Just like for the OLS model above, we will start by investigating how well our model, constructed from the training set, predicts the scores from test set.

  1. Create predicted data using the model’s predict method.

  2. Score the accuracy of your model by calculating the mean_squared_error between the predictions from your fit model and your test dataset outcomes.

  3. Make a scatter plot to compare it to the actual values and draw a diagonal through this plot.

Questions

  1. What does the root mean squared error tell us? How does it compare to the score from the OLS model above?

  2. What “shape” does the scatter plot “blob” look like? How does it compare to the Linear Regression plot we made above?

  3. Does the “blob” follow the diagonal line or does it deviate in some way?

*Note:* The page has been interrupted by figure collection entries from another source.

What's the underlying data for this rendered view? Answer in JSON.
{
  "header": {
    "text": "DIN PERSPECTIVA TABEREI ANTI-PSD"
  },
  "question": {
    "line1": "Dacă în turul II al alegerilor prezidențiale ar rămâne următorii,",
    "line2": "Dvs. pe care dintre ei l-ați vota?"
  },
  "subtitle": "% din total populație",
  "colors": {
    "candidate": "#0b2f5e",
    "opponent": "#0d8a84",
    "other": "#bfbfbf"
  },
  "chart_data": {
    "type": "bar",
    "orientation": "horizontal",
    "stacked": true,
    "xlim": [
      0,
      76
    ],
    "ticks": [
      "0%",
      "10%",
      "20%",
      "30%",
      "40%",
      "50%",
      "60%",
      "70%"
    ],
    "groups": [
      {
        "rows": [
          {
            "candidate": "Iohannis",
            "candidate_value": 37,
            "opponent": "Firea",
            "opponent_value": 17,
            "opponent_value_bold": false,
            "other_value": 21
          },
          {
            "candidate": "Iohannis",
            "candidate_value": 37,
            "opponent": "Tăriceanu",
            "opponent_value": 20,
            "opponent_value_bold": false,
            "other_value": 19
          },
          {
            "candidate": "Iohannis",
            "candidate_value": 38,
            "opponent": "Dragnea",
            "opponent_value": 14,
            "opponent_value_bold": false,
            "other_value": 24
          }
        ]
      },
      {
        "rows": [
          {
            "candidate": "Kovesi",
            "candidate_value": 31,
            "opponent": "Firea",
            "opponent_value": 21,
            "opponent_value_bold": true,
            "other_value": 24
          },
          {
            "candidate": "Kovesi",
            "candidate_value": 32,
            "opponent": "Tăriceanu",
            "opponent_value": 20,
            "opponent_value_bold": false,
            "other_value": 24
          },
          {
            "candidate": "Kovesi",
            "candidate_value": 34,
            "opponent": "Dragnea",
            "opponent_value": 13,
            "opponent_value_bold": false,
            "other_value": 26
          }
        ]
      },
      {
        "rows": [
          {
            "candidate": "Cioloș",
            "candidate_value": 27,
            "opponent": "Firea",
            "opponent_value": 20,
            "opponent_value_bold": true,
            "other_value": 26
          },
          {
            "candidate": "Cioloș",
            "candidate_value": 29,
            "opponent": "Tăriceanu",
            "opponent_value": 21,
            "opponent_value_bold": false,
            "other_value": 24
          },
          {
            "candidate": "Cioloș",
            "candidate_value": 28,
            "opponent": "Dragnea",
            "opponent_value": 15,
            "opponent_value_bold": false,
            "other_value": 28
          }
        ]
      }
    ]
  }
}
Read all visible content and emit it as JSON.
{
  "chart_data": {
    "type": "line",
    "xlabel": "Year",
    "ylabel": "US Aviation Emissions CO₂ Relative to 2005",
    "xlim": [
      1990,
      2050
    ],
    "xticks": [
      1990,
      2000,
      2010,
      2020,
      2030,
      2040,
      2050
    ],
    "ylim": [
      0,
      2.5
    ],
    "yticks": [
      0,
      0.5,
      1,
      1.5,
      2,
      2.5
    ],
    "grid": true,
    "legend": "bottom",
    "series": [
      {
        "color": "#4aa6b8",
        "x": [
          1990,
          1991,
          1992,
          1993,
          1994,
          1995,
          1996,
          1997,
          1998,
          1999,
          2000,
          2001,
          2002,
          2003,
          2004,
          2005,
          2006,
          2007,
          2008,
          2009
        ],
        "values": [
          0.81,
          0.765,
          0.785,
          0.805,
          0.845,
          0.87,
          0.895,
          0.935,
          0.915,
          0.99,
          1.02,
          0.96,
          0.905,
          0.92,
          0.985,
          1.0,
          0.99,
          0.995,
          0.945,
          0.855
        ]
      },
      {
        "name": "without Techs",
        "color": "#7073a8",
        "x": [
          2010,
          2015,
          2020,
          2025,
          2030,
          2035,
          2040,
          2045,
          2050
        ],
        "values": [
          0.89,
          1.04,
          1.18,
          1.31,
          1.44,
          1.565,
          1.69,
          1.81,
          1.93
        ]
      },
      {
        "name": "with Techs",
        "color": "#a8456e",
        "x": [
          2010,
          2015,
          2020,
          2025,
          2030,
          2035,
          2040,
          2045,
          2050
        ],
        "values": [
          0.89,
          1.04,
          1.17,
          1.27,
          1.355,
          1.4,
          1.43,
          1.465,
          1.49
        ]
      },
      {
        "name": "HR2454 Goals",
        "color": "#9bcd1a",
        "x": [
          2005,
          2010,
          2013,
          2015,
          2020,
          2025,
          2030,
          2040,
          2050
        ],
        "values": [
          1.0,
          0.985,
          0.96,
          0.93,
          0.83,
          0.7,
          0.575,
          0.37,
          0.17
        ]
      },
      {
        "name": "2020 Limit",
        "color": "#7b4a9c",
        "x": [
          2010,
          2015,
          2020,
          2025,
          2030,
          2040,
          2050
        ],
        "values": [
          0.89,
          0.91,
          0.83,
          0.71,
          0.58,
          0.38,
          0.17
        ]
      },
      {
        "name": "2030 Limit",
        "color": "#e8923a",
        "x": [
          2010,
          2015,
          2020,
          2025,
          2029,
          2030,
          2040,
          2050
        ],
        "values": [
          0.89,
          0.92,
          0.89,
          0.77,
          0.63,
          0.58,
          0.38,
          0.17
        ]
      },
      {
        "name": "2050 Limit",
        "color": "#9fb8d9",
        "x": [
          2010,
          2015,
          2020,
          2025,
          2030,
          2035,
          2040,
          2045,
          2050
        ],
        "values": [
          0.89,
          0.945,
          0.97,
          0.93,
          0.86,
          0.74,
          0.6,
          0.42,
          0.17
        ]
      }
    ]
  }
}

  4. Can you tell if the model over or under predicts scores in the test set?

7.3 Inspecting the residuals of the model

  1. Write a function to calculate the residuals of the model.

  2. Plot the actual values versus the residuals using a scatter plot. (This is the most common way of seeing a residual analysis in practice.)

  3. Collapse the residual scatter plot into a histogram. (This is a useful visualization to see the normality of the distribution) [How to plot a histogram]

Questions

  1. How does this plot compare to the plot we produced for Linear Regression?

  2. Does the model tend to overpredict or underpredict certain groups of scores?

7.4 Finding feature importances

For our linear model above, the coefficients are related to the correlation between each input varaiable and the output prediction. Earlier you looked at the correlations between each input variable and the output variable. The Random Forest algorithm feature importances says that in a given model these features are most important in explaining the target variable. These importances are relative to each of the other features in your model.

  1. Return the fit importances using feature_importances_

  2. Make a bar graph of all the features in the model. [How to make a horizontal bar plot]

Questions

  1. Which is the most important feature for fitting?

  2. Which is least important?

  3. How do this compare to the coefficients we analyzed in OLS model above?